Henry Kissinger, ABD-Vietnam Savaşı sırasında Vietnam'ın kaynaklarını kısıtlamak adına, Vietnam'ın komşusu olan ama aynı zamanda savaşta tarafsız olan Kamboçya'ya 2.756.000 ton bomba yağdırılmasını emretti. Bu saldırılar sırasında atılan bombalar 172 tane Hiroşima'ya eşdeğer. 7 milyonluk ülkenin 2 milyonu evsiz kaldı, 100.000'i öldü. Patlamayan binlerce bomba, ülkeyi bir mayın tarlasına çevirdi. Bu saldırılar, Kamboçya'yı pratik olarak Taş Devri'ne geriletti.
Henry Kissinger, bu saldırılardan 1 sene kadar sonra, savaşı bitirememiş olmasına rağmen "Vietnam Savaşı'nı bitirdiği için" Nobel Barış Ödülü'ne layık görüldü. Bu karar üzerine Nobel Komitesi'nin 2 üyesi istifa etti. Kissinger, ödülü geri vermeyi önerdi ama hiçbir zaman vermedi.
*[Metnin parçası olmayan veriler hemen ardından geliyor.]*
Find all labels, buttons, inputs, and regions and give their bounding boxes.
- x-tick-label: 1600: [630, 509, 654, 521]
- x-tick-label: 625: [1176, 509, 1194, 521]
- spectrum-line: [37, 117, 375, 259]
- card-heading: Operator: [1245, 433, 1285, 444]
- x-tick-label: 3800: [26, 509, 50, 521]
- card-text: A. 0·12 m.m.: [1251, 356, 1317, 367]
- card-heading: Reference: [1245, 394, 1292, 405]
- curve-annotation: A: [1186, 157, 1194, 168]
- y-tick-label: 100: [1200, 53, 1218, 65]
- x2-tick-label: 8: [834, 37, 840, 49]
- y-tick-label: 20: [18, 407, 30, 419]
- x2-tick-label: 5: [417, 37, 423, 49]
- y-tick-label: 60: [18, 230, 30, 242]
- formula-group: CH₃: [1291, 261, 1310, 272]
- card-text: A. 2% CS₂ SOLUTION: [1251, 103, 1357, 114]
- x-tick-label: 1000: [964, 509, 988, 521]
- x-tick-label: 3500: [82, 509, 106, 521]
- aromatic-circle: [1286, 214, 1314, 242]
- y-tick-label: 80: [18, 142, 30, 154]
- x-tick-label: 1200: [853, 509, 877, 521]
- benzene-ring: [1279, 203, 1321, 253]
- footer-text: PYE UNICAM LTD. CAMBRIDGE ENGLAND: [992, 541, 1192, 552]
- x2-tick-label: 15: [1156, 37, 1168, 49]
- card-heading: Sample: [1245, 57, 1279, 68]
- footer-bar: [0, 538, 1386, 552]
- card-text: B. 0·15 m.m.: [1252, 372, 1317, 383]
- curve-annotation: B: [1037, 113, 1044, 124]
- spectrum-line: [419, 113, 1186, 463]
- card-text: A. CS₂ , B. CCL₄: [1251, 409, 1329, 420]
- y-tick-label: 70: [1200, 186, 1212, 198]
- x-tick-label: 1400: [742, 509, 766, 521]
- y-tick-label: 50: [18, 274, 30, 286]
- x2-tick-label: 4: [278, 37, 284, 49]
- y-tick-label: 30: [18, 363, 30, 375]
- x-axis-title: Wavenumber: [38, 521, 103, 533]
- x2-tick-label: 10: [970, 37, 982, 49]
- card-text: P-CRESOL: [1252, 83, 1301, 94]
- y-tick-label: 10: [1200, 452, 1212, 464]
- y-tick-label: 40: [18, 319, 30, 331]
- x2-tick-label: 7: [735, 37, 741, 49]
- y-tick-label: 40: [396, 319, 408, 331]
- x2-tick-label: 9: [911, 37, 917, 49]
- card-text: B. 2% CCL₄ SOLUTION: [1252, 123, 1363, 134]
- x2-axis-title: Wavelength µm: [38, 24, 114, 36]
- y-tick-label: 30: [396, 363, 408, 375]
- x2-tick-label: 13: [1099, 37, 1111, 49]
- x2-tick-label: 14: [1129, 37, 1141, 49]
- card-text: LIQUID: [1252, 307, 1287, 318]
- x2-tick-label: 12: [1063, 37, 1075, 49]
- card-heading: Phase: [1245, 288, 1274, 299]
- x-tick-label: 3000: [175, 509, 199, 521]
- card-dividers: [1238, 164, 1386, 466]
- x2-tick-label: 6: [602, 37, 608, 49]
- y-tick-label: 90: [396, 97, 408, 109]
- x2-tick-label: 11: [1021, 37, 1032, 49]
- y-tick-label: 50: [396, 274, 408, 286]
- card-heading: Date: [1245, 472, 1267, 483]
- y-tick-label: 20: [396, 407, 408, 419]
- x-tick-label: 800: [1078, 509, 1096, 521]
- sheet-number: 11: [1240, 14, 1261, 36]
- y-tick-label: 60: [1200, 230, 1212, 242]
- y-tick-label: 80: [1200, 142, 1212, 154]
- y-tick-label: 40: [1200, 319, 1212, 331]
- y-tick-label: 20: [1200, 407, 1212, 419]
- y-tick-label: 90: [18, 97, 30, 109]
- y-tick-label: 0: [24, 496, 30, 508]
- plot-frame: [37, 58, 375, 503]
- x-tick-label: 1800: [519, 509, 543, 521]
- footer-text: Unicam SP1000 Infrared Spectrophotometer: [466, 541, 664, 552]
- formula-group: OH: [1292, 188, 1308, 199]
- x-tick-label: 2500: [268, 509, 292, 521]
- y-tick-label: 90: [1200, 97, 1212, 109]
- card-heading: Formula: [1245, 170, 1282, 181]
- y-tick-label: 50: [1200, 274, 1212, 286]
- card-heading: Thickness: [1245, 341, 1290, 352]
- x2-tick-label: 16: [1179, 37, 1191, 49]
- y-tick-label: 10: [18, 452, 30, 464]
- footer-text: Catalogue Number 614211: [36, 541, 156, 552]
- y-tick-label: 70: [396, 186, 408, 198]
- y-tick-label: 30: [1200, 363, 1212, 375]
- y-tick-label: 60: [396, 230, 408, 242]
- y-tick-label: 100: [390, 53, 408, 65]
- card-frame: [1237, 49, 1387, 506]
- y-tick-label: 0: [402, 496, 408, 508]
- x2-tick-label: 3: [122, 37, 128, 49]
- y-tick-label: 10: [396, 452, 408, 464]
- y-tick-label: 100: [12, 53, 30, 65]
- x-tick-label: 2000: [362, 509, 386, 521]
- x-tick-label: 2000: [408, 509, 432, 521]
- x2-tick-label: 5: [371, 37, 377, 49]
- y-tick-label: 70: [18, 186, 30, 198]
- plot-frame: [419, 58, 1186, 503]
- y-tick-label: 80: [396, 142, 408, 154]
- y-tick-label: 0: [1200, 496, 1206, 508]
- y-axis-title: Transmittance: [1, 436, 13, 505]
Anthony Bourdain, 2001'de yayınladığı "A Cook's Tour"da şöyle yazıyor:
"Kamboçya'ya bir kez gittiğinizde, Henry Kissinger'ı çıplak ellerinizle döverek öldürme isteğiniz hiç bitmeyecek. Bir daha asla bir gazeteyi açıp o hain, yalancı, katil pisliğin Charlie Rose ile hoş bir sohbet için oturduğunu ya da yeni bir parlak dergi için siyah kravatlı bir davete katıldığını boğulmadan okuyamayacaksınız... Henry'nin Kamboçya'da yaptıklarına -devlet adamlığı dehasının meyvelerine- tanık olun ve neden Lahey'de Miloseviç'in yanında sanık sandalyesinde oturmadığını asla anlayamayacaksınız. Henry nori rulolarını kemirmeye ve A-list partilerde yeniden yapmaya devam ederken, gizlice ve yasadışı olarak bombaladığı, işgal ettiği, mayınladığı ve sonra köpeklere attığı tarafsız ulus Kamboçya hala kalan tek ayağı üzerinde yükselmeye çalışıyor."